Dimension Ours (Rolling Diffusion) Chunk-stitching Outpainting (DiffSHEG) Seed-frame conditioning
Streaming generation ✓ Native support ✗ Requires post-processing Partial support ✗ Non-streaming
Temporal continuity Guaranteed by progressive noise Stitching artifacts Incremental extension Seed-frame constraint
Real-time speed 200 FPS (RDLA 4×) Limited by post-processing Limited by outpainting ~10 FPS
Architectural generality Plug-and-play Model-specific Model-specific Model-specific
Sequence length Arbitrary Fixed window Incremental Fixed window

Rating

  • Novelty: ⭐⭐⭐⭐ — First application of Rolling Diffusion to co-speech gesture generation; the RDLA ladder acceleration scheme is highly original.
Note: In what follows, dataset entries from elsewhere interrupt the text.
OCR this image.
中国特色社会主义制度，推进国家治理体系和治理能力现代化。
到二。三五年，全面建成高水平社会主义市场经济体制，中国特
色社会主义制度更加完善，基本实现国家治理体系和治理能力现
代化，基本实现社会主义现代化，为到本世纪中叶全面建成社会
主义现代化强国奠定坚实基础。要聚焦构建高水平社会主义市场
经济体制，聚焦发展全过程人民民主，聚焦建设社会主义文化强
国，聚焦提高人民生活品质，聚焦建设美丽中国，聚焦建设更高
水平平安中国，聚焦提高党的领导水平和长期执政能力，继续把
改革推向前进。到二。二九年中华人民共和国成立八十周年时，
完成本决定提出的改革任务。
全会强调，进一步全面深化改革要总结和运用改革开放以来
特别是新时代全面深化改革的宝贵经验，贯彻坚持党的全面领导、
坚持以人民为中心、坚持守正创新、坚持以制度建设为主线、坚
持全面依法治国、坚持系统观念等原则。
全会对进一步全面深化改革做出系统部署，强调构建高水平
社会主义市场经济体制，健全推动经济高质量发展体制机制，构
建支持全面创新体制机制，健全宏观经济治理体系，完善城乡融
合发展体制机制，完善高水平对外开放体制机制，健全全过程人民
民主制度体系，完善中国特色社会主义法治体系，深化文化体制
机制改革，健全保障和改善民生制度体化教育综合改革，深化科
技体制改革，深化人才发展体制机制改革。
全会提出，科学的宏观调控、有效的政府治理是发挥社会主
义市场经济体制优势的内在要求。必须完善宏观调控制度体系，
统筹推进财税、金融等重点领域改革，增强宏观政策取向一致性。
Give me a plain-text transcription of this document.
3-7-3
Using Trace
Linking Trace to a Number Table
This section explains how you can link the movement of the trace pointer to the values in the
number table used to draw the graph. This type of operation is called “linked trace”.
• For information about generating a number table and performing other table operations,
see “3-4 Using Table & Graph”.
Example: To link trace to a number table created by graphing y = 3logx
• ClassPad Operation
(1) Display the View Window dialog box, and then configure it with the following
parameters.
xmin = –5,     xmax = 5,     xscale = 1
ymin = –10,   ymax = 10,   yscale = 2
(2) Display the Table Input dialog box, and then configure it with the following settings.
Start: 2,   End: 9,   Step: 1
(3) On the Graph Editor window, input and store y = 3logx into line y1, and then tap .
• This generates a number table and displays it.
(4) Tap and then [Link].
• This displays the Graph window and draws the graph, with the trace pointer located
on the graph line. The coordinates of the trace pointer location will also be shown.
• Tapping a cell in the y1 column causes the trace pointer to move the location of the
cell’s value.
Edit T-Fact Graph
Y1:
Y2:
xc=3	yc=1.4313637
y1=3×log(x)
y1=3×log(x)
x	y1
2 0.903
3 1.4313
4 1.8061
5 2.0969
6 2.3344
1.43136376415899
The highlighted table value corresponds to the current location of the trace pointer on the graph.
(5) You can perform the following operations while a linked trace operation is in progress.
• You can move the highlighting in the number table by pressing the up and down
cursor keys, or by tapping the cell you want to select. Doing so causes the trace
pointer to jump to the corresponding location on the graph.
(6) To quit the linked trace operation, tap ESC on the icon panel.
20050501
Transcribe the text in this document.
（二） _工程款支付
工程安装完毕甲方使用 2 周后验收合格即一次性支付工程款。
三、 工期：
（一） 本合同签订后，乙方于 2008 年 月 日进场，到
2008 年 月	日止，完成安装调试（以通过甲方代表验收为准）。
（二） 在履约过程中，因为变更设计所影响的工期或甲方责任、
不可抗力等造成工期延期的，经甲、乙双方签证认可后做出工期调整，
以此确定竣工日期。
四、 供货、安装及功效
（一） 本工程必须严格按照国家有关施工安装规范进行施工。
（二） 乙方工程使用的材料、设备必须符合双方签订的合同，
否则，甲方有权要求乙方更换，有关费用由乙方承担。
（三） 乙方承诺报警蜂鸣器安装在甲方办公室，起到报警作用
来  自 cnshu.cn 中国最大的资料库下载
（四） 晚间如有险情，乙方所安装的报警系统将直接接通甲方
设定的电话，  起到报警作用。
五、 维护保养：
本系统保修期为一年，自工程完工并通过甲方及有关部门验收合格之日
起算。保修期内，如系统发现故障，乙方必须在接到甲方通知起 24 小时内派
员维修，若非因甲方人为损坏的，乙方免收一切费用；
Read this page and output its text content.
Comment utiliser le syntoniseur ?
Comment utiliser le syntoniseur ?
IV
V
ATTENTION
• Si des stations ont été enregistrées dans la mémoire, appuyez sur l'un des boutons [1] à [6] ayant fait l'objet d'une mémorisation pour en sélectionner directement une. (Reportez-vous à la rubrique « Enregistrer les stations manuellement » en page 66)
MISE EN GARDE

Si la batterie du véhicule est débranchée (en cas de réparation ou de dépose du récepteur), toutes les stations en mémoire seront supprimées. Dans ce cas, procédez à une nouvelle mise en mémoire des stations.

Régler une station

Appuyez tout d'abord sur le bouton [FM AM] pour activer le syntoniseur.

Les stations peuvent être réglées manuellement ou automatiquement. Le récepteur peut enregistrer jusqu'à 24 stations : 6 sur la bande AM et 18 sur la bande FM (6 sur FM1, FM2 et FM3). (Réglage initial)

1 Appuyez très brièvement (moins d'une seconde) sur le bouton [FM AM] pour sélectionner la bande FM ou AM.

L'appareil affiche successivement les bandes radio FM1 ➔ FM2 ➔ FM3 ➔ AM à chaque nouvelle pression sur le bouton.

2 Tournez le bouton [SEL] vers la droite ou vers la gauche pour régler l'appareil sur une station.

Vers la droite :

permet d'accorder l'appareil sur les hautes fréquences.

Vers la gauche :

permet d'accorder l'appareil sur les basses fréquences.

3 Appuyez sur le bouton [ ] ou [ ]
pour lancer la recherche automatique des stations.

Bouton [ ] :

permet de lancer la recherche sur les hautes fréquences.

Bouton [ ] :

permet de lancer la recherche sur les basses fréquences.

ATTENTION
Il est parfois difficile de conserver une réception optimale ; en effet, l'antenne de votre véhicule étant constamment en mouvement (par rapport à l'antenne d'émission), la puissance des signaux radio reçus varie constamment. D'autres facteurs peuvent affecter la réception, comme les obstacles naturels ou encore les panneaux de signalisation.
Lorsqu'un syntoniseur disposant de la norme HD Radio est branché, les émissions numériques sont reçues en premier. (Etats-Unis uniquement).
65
  • Experimental Thoroughness: ⭐⭐⭐⭐ — Two datasets × four baselines cross-validation + user study + ablation study.
  • Writing Quality: ⭐⭐⭐⭐ — Framework description is clear, mathematical derivations are complete, and figures are intuitive.
  • Value: ⭐⭐⭐⭐ — Provides a general-purpose streaming gesture generation solution with outstanding 200 FPS real-time performance.